Why I Teach: Shan Raffel

In this series, Fire Engineering Senior Editor Mary Jane Dittmar looks at the things that motivated and inspired instructors to present on their topics at FDIC International 2016. Segments will be posted on a regular basis up to and through the conference, April 18-23.

Shan Raffel

Shan Raffel

Station Officer

Queensland Fire & Emergency Service

Redland, Queensland, Australia

Dynamic Decision Making and Reading the Fire: CFBT Presentation 3

April 19, 8:00 a.m.-12.00 p.m.

SEE VIDEO

Near misses and line-of-duty deaths (LODDs) involving modern fire phenomena propelled my quest to determine what was causing “routine” fires to escalate into sudden and unexpected flare-ups that were injuring and killing firefighters. My search for this knowledge has taken me to more than 20 countries.

I have been in the fire service since May 1983. My department, which has a tradition of aggressive interior attack, responded to many structural fires. In the early 1990s, I had experienced a number of close calls. Respected senior firefighters could not explain these incidents; their replies to my questions were often vague and sometimes even contradictory.
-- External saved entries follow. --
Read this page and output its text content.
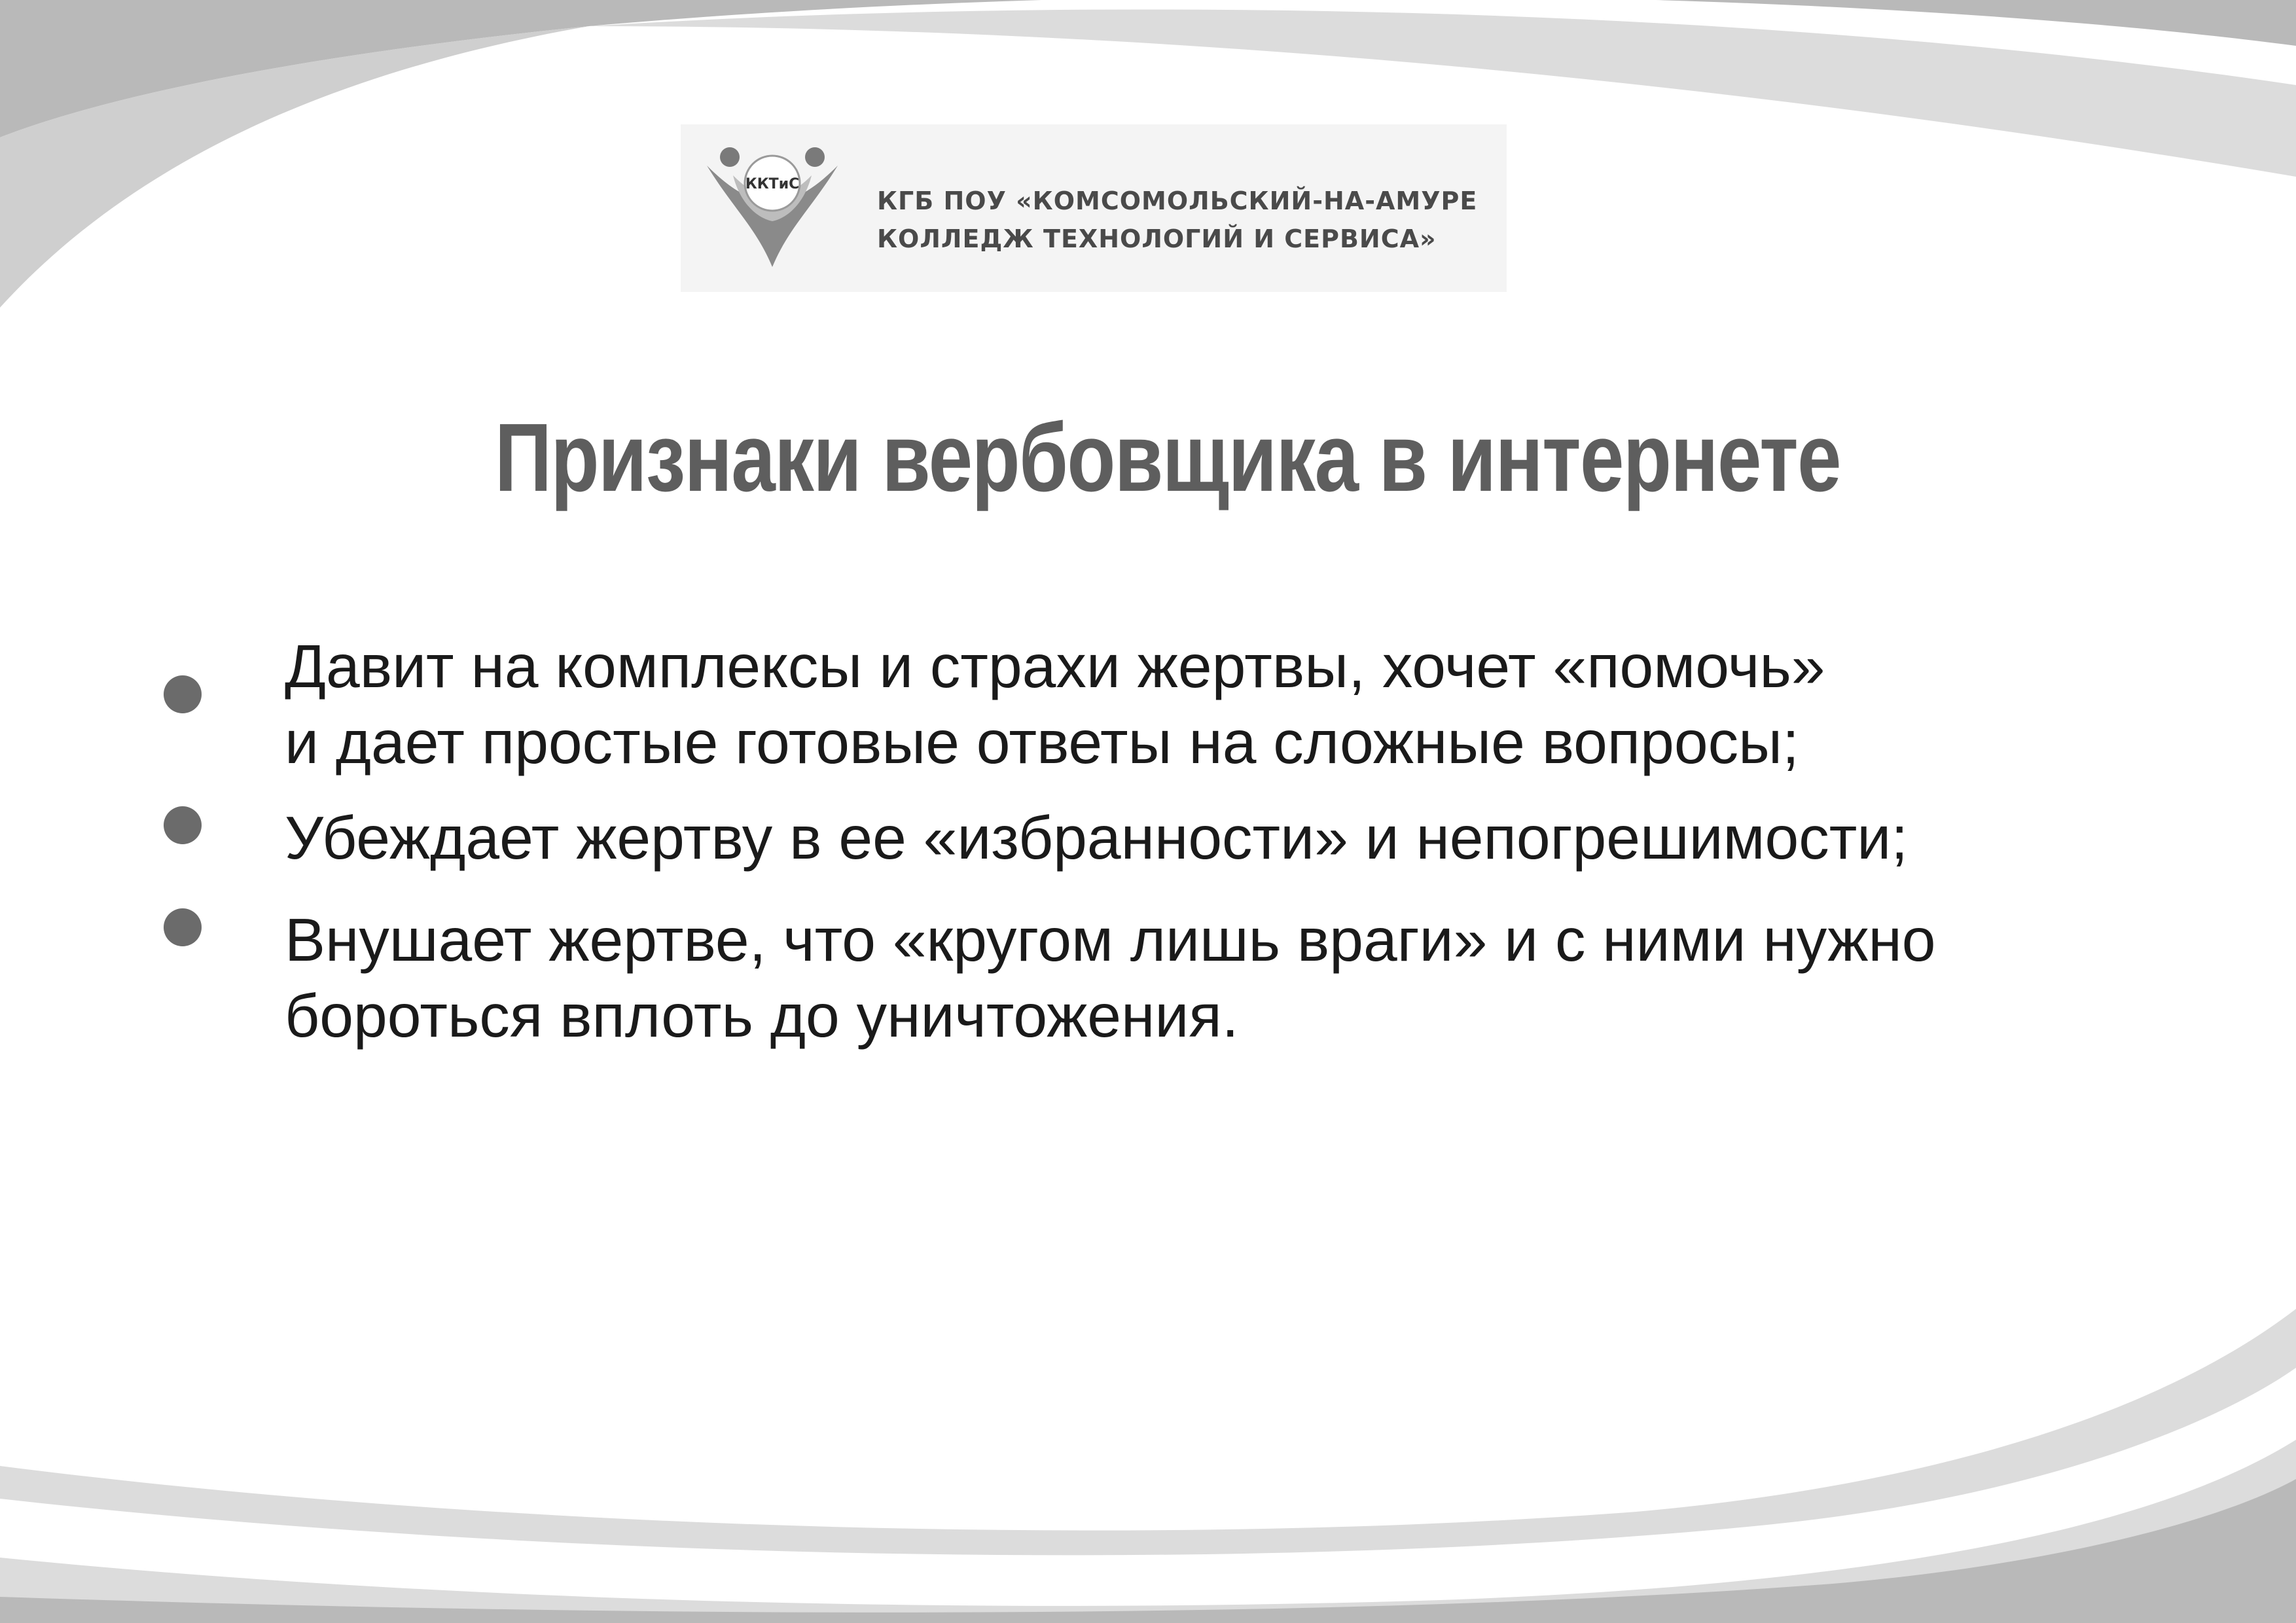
ККТиС
КГБ ПОУ «КОМСОМОЛЬСКИЙ-НА-АМУРЕ
КОЛЛЕДЖ ТЕХНОЛОГИЙ И СЕРВИСА»
Признаки вербовщика в интернете
Давит на комплексы и страхи жертвы, хочет «помочь»
и дает простые готовые ответы на сложные вопросы;
Убеждает жертву в ее «избранности» и непогрешимости;
Внушает жертве, что «кругом лишь враги» и с ними нужно
бороться вплоть до уничтожения.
In February 1993, we lost two firefighters in the line of duty in a fire at a Honda dealership. In many ways, it began as a “routine” fire. The loss of the two firefighters was devastation and perplexing. No one was certain of what led to the sudden and unexpected eruption of the fire that killed our colleagues.

About three and a half year later, two more firefighters were caught in another sudden and unexpected ignition of accumulated smoke in a hallway while conducting search and rescue operations. The official report stated that nothing seemed to be out of the ordinary prior to the flashover. It explained that conditions changed rapidly and it got extremely hot when fighters reached the end of the corridor; a blast (like a rush) was experienced; and the smoke overhead lit up into aggressive flames and projected radiant heat in all directions…”
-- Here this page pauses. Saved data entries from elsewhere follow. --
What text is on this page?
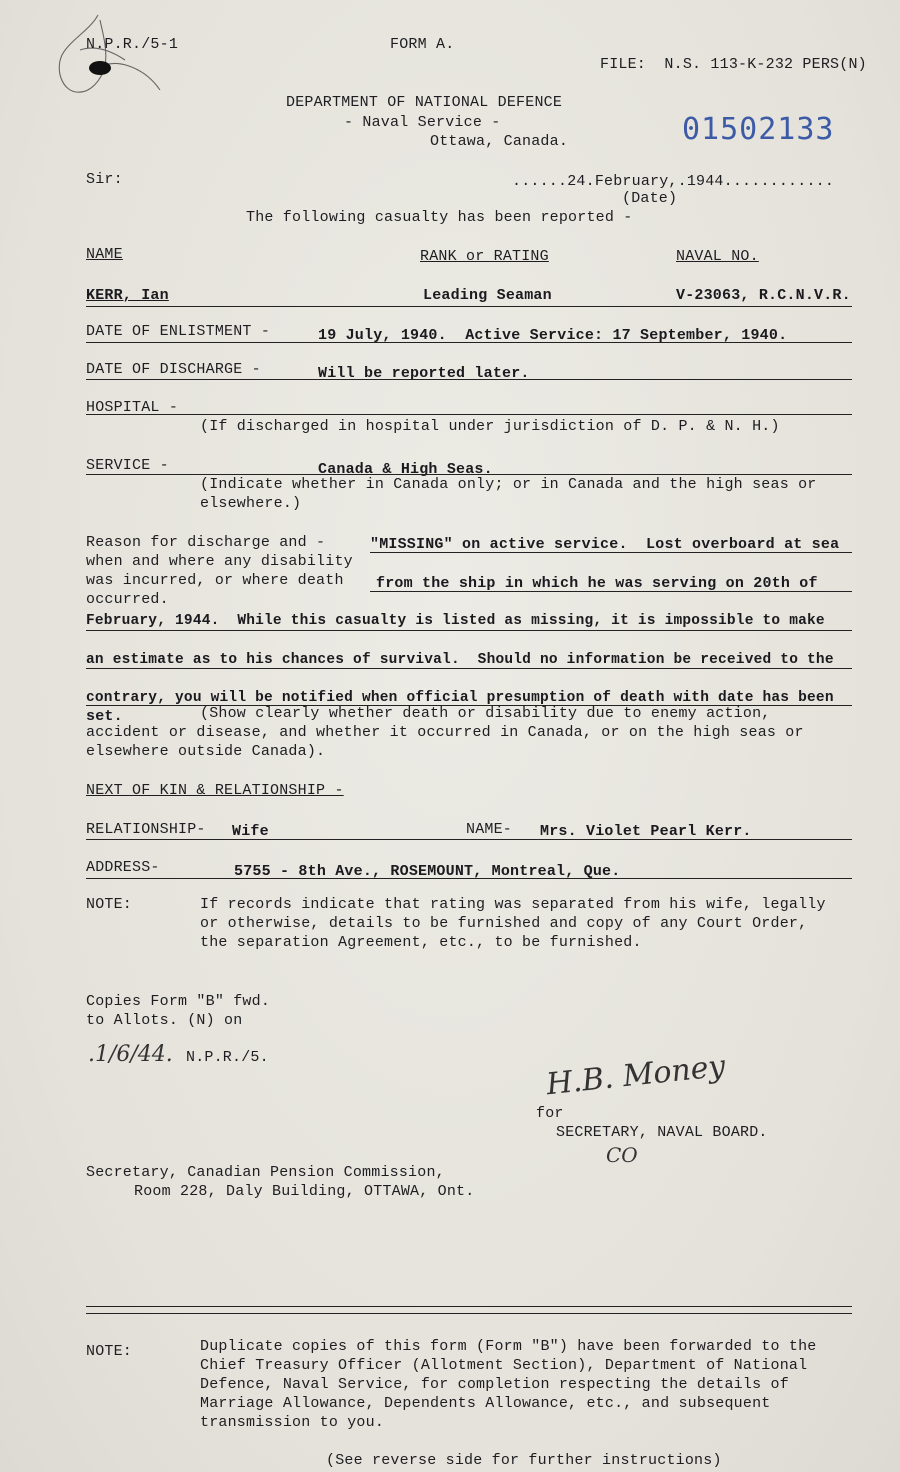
N.P.R./5-1	FORM A.
FILE:  N.S. 113-K-232 PERS(N)
DEPARTMENT OF NATIONAL DEFENCE
- Naval Service -
Ottawa, Canada.	01502133
Sir:	......24.February,.1944............
(Date)
The following casualty has been reported -
NAME	RANK or RATING	NAVAL NO.
KERR, Ian	Leading Seaman	V-23063, R.C.N.V.R.
DATE OF ENLISTMENT -	19 July, 1940.  Active Service: 17 September, 1940.
DATE OF DISCHARGE -	Will be reported later.
HOSPITAL -
(If discharged in hospital under jurisdiction of D. P. & N. H.)
SERVICE -	Canada & High Seas.
(Indicate whether in Canada only; or in Canada and the high seas or
elsewhere.)
Reason for discharge and -
when and where any disability
was incurred, or where death
occurred.
"MISSING" on active service.  Lost overboard at sea
from the ship in which he was serving on 20th of
February, 1944.  While this casualty is listed as missing, it is impossible to make
an estimate as to his chances of survival.  Should no information be received to the
contrary, you will be notified when official presumption of death with date has been
set.	(Show clearly whether death or disability due to enemy action,
accident or disease, and whether it occurred in Canada, or on the high seas or
elsewhere outside Canada).
NEXT OF KIN & RELATIONSHIP -
RELATIONSHIP- Wife	NAME- Mrs. Violet Pearl Kerr.
ADDRESS-	5755 - 8th Ave., ROSEMOUNT, Montreal, Que.
NOTE:	If records indicate that rating was separated from his wife, legally
or otherwise, details to be furnished and copy of any Court Order,
the separation Agreement, etc., to be furnished.
Copies Form "B" fwd.
to Allots. (N) on
.1/6/44. N.P.R./5.	H.B. Money
for
SECRETARY, NAVAL BOARD.
CO
Secretary, Canadian Pension Commission,
Room 228, Daly Building, OTTAWA, Ont.
NOTE:	Duplicate copies of this form (Form "B") have been forwarded to the
Chief Treasury Officer (Allotment Section), Department of National
Defence, Naval Service, for completion respecting the details of
Marriage Allowance, Dependents Allowance, etc., and subsequent
transmission to you.
(See reverse side for further instructions)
At this point, I was conducting independent international research into the unique approach developed in Sweden that was beginning to gain acceptance in the United Kingdom (UK) and other parts of the world. I submitted a proposal to study the emerging methods of teaching compartment fire dynamics and techniques to deal with the range of modern fire phenomena. I began a six-week intensive study in the UK and Sweden in July 1997.
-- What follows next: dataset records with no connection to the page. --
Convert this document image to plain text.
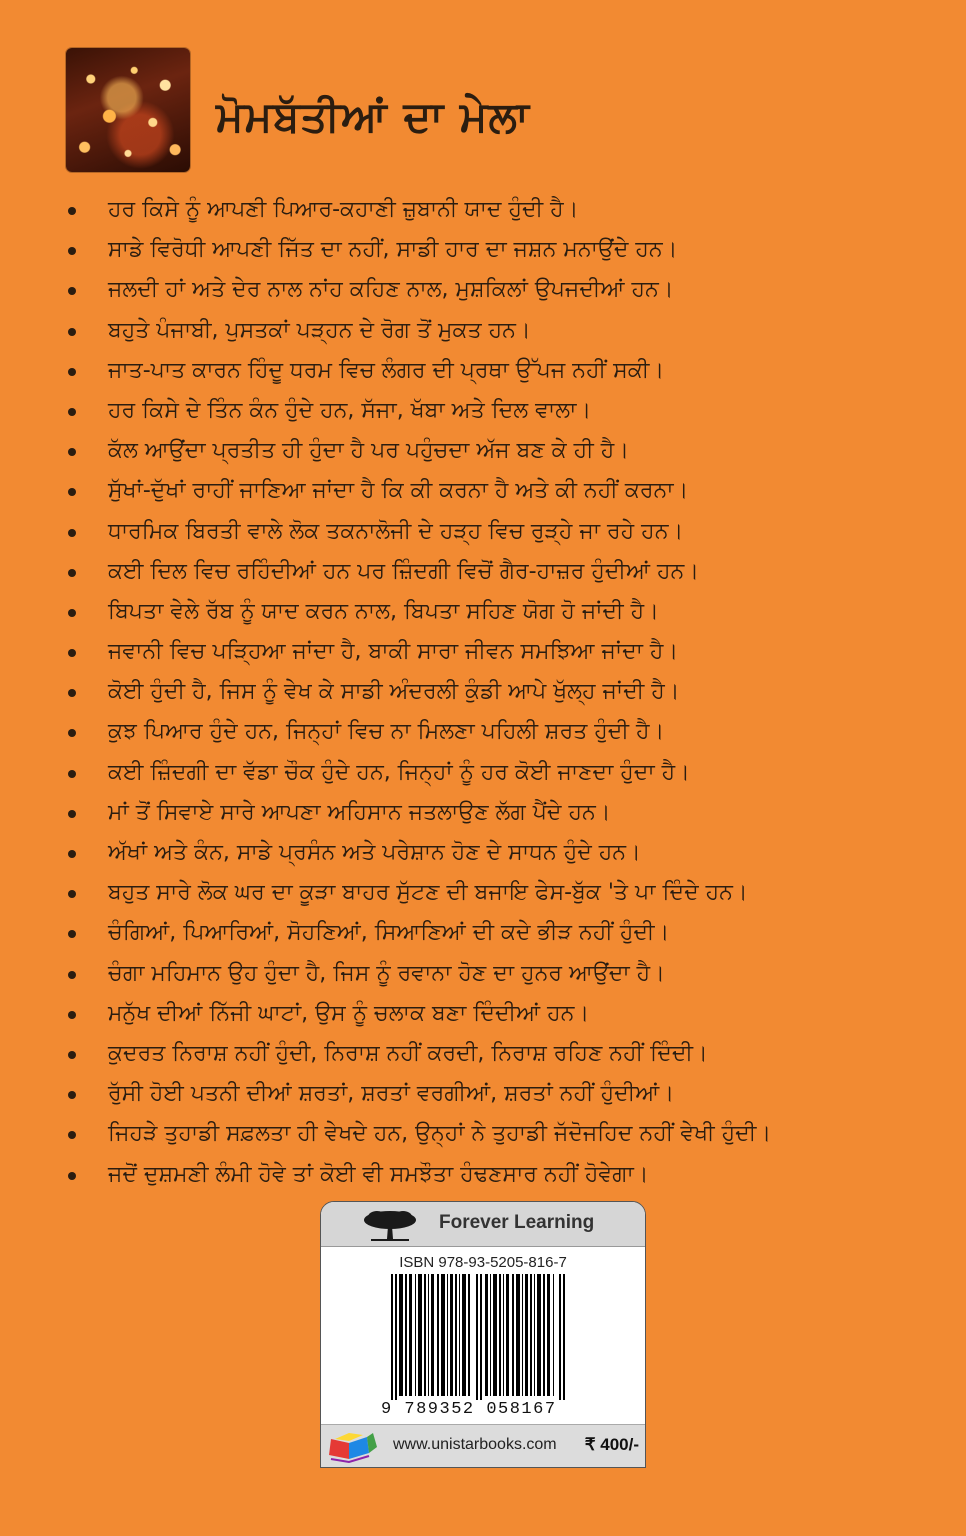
ਮੋਮਬੱਤੀਆਂ ਦਾ ਮੇਲਾ
ਹਰ ਕਿਸੇ ਨੂੰ ਆਪਣੀ ਪਿਆਰ-ਕਹਾਣੀ ਜ਼ੁਬਾਨੀ ਯਾਦ ਹੁੰਦੀ ਹੈ।
ਸਾਡੇ ਵਿਰੋਧੀ ਆਪਣੀ ਜਿੱਤ ਦਾ ਨਹੀਂ, ਸਾਡੀ ਹਾਰ ਦਾ ਜਸ਼ਨ ਮਨਾਉਂਦੇ ਹਨ।
ਜਲਦੀ ਹਾਂ ਅਤੇ ਦੇਰ ਨਾਲ ਨਾਂਹ ਕਹਿਣ ਨਾਲ, ਮੁਸ਼ਕਿਲਾਂ ਉਪਜਦੀਆਂ ਹਨ।
ਬਹੁਤੇ ਪੰਜਾਬੀ, ਪੁਸਤਕਾਂ ਪੜ੍ਹਨ ਦੇ ਰੋਗ ਤੋਂ ਮੁਕਤ ਹਨ।
ਜਾਤ-ਪਾਤ ਕਾਰਨ ਹਿੰਦੂ ਧਰਮ ਵਿਚ ਲੰਗਰ ਦੀ ਪ੍ਰਥਾ ਉੱਪਜ ਨਹੀਂ ਸਕੀ।
ਹਰ ਕਿਸੇ ਦੇ ਤਿੰਨ ਕੰਨ ਹੁੰਦੇ ਹਨ, ਸੱਜਾ, ਖੱਬਾ ਅਤੇ ਦਿਲ ਵਾਲਾ।
ਕੱਲ ਆਉਂਦਾ ਪ੍ਰਤੀਤ ਹੀ ਹੁੰਦਾ ਹੈ ਪਰ ਪਹੁੰਚਦਾ ਅੱਜ ਬਣ ਕੇ ਹੀ ਹੈ।
ਸੁੱਖਾਂ-ਦੁੱਖਾਂ ਰਾਹੀਂ ਜਾਣਿਆ ਜਾਂਦਾ ਹੈ ਕਿ ਕੀ ਕਰਨਾ ਹੈ ਅਤੇ ਕੀ ਨਹੀਂ ਕਰਨਾ।
ਧਾਰਮਿਕ ਬਿਰਤੀ ਵਾਲੇ ਲੋਕ ਤਕਨਾਲੋਜੀ ਦੇ ਹੜ੍ਹ ਵਿਚ ਰੁੜ੍ਹੇ ਜਾ ਰਹੇ ਹਨ।
ਕਈ ਦਿਲ ਵਿਚ ਰਹਿੰਦੀਆਂ ਹਨ ਪਰ ਜ਼ਿੰਦਗੀ ਵਿਚੋਂ ਗੈਰ-ਹਾਜ਼ਰ ਹੁੰਦੀਆਂ ਹਨ।
ਬਿਪਤਾ ਵੇਲੇ ਰੱਬ ਨੂੰ ਯਾਦ ਕਰਨ ਨਾਲ, ਬਿਪਤਾ ਸਹਿਣ ਯੋਗ ਹੋ ਜਾਂਦੀ ਹੈ।
ਜਵਾਨੀ ਵਿਚ ਪੜ੍ਹਿਆ ਜਾਂਦਾ ਹੈ, ਬਾਕੀ ਸਾਰਾ ਜੀਵਨ ਸਮਝਿਆ ਜਾਂਦਾ ਹੈ।
ਕੋਈ ਹੁੰਦੀ ਹੈ, ਜਿਸ ਨੂੰ ਵੇਖ ਕੇ ਸਾਡੀ ਅੰਦਰਲੀ ਕੁੰਡੀ ਆਪੇ ਖੁੱਲ੍ਹ ਜਾਂਦੀ ਹੈ।
ਕੁਝ ਪਿਆਰ ਹੁੰਦੇ ਹਨ, ਜਿਨ੍ਹਾਂ ਵਿਚ ਨਾ ਮਿਲਣਾ ਪਹਿਲੀ ਸ਼ਰਤ ਹੁੰਦੀ ਹੈ।
ਕਈ ਜ਼ਿੰਦਗੀ ਦਾ ਵੱਡਾ ਚੌਕ ਹੁੰਦੇ ਹਨ, ਜਿਨ੍ਹਾਂ ਨੂੰ ਹਰ ਕੋਈ ਜਾਣਦਾ ਹੁੰਦਾ ਹੈ।
ਮਾਂ ਤੋਂ ਸਿਵਾਏ ਸਾਰੇ ਆਪਣਾ ਅਹਿਸਾਨ ਜਤਲਾਉਣ ਲੱਗ ਪੈਂਦੇ ਹਨ।
ਅੱਖਾਂ ਅਤੇ ਕੰਨ, ਸਾਡੇ ਪ੍ਰਸੰਨ ਅਤੇ ਪਰੇਸ਼ਾਨ ਹੋਣ ਦੇ ਸਾਧਨ ਹੁੰਦੇ ਹਨ।
ਬਹੁਤ ਸਾਰੇ ਲੋਕ ਘਰ ਦਾ ਕੂੜਾ ਬਾਹਰ ਸੁੱਟਣ ਦੀ ਬਜਾਇ ਫੇਸ-ਬੁੱਕ 'ਤੇ ਪਾ ਦਿੰਦੇ ਹਨ।
ਚੰਗਿਆਂ, ਪਿਆਰਿਆਂ, ਸੋਹਣਿਆਂ, ਸਿਆਣਿਆਂ ਦੀ ਕਦੇ ਭੀੜ ਨਹੀਂ ਹੁੰਦੀ।
ਚੰਗਾ ਮਹਿਮਾਨ ਉਹ ਹੁੰਦਾ ਹੈ, ਜਿਸ ਨੂੰ ਰਵਾਨਾ ਹੋਣ ਦਾ ਹੁਨਰ ਆਉਂਦਾ ਹੈ।
ਮਨੁੱਖ ਦੀਆਂ ਨਿੱਜੀ ਘਾਟਾਂ, ਉਸ ਨੂੰ ਚਲਾਕ ਬਣਾ ਦਿੰਦੀਆਂ ਹਨ।
ਕੁਦਰਤ ਨਿਰਾਸ਼ ਨਹੀਂ ਹੁੰਦੀ, ਨਿਰਾਸ਼ ਨਹੀਂ ਕਰਦੀ, ਨਿਰਾਸ਼ ਰਹਿਣ ਨਹੀਂ ਦਿੰਦੀ।
ਰੁੱਸੀ ਹੋਈ ਪਤਨੀ ਦੀਆਂ ਸ਼ਰਤਾਂ, ਸ਼ਰਤਾਂ ਵਰਗੀਆਂ, ਸ਼ਰਤਾਂ ਨਹੀਂ ਹੁੰਦੀਆਂ।
ਜਿਹੜੇ ਤੁਹਾਡੀ ਸਫ਼ਲਤਾ ਹੀ ਵੇਖਦੇ ਹਨ, ਉਨ੍ਹਾਂ ਨੇ ਤੁਹਾਡੀ ਜੱਦੋਜਹਿਦ ਨਹੀਂ ਵੇਖੀ ਹੁੰਦੀ।
ਜਦੋਂ ਦੁਸ਼ਮਣੀ ਲੰਮੀ ਹੋਵੇ ਤਾਂ ਕੋਈ ਵੀ ਸਮਝੌਤਾ ਹੰਢਣਸਾਰ ਨਹੀਂ ਹੋਵੇਗਾ।
Forever Learning
ISBN 978-93-5205-816-7
9 789352 058167
www.unistarbooks.com ₹ 400/-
Firefighters from many parts of the world have informed me that they successfully used the knowledge and skills they learned in this class. Some say they believe serious injury or worse may have been prevented. Most memorable was an incident involving a firefighter from my own service during the early stages my teaching reading fire in 1998. He immediately told me that the two-day program was a waste of time. By the end of the second day, his attitude improved somewhat, but he was still skeptical. Five weeks after the class, he phoned me to apologize. He explained that he was conducting an aggressive interior attack and while advancing to the room of origin, encountered extreme conditions. Somewhat hesitantly, he said they applied the knowledge and techniques taught in my class. Conditions began to improve and eventually they gained control of the conditions and safely extinguished the fire.